Le spectaculaire accident du Sukhoi 100 d’Aeroflot, qui s’est écrasé lors d’un atterrissage d’urgence à l’aéroport de Moscou Sheremetyevo, a fait plus de 40 morts. Les circonstances exactes à l’origine de l’accident – on parle d’un éclair ayant touché l’appareil – et des opérations de sauvetage devraient certainement entacher un peu plus la réputation de l’avion Sukhoi 100, seul appareil de fabrication russe, qui est utilisé par Aeroflot sur des liaisons intérieures et régionales.

Le groupe aérien, qui englobe Aeroflot mais aussi les filiales Rossiya, Podoba et Aurora, compte 50 de ces appareils en activité et prévoit d’intégrer dans sa flotte dix Sukhoi 100 cette année. Les autorités de l’aviation civile ont déjà annoncé ne pas clouer au sol la flotte des appareils en service au sein des compagnies russes. S’adressant aux journalistes durant une conférence de presse, Yevgeny Ditrikh, ministre russe des Transports, a déclaré “qu’il n’y avait aucune raison pour une telle action. ”

Si l’accident affecte sur le court terme les opérations aériennes d’Aeroflot, il ne devrait pas y avoir de répercussions sur le devenir de la compagnie. Le groupe Aeroflot est de fait le principal pourvoyeur de vols en Russie et reste un acteur incontournable, bénéficiant de ce fait du soutien plus ou moins tacite du gouvernement.

Dans un marché qui a connu une croissance de 10,7 % en 2018 avec 137 millions de passagers, le groupe Aeroflot en a acheminé près de 56 millions, soit une hausse de 11,1% par rapport à 2017 et une part de marché de 40,6 %. Si l’on ne prend en compte que le trafic international, le groupe Aeroflot avait en 2018 une part de marché de 36,3 %, soit un trafic de 24,7 millions de passagers pour une croissance de 9,7 %.

Le programme de développement du groupe Aeroflot reste donc solide. Début mars, la compagnie avait annoncé l’ouverture de nouvelles lignes et l’ajout de nouveaux avions dans sa flotte. Déjà durant la saison hiver 2018/2019, Aeroflot avait inauguré de nouvelles lignes depuis son hub de Moscou vers Boukhara (Ouzbékistan), Osh (Kirghizstan), Dublin, Göteborg, Ljubljana, Colombo et Bali.

Cet été, le groupe se lance sur Marseille, avec cinq vols hebdomadaires, et Palma.

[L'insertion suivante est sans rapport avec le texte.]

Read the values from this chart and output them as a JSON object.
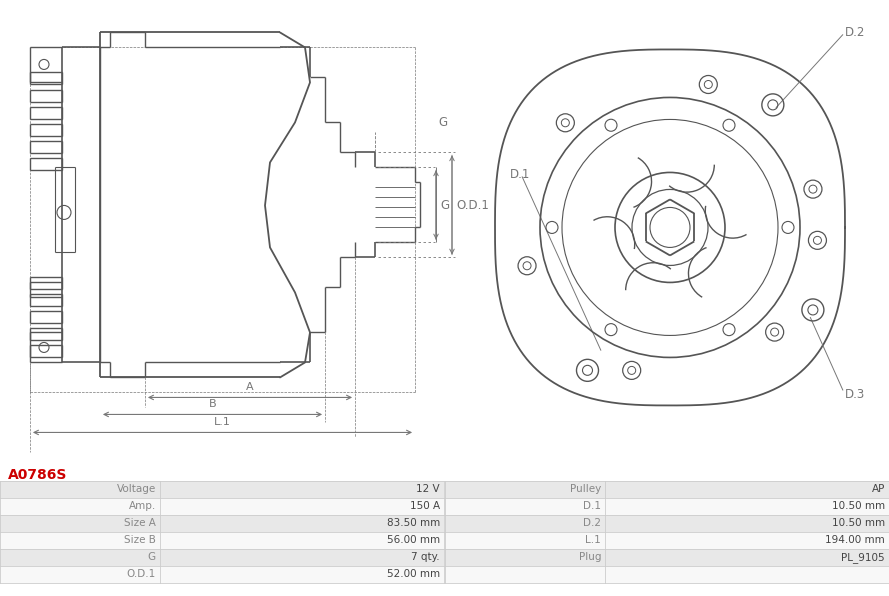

Le transporteur Aeroflot augmente aussi ses fréquences au départ de nombreuses villes européennes telles que Londres, Madrid, Tbilissi ou encore Nice, desservie par 16 vols hebdomadaires au lieu de 9 en 2018. Sur l’Asie et le Moyen-Orient, le groupe renforce également ses liaisons vers Beyrouth (4 vols hebdomadaires au lieu de 3), Téhéran (un vol quotidien au lieu de cinq vols/semaine) et Oulan Bator (un vol quotidien au lieu de trois vols/semaine).

Dans sa stratégie de hisser Moscou Sheremetyevo au rang de hub majeur entre l’Europe et l’Asie, la compagnie membre de SkyTeam augmente également ses fréquences vers Seoul (14 vols hebdomadaires au lieu de 7) et trois vols quotidiens sur Pékin (au lieu de deux précédemment). Au total, Aeroflot propose cet été 159 destinations, dont 101 destinations à l’international. Aeroflot se charge également de la commercialisation de sa filiale Rossiya Airlines. Cette dernière propose notamment des lignes de Saint-Pétersbourg vers Paris et Nice.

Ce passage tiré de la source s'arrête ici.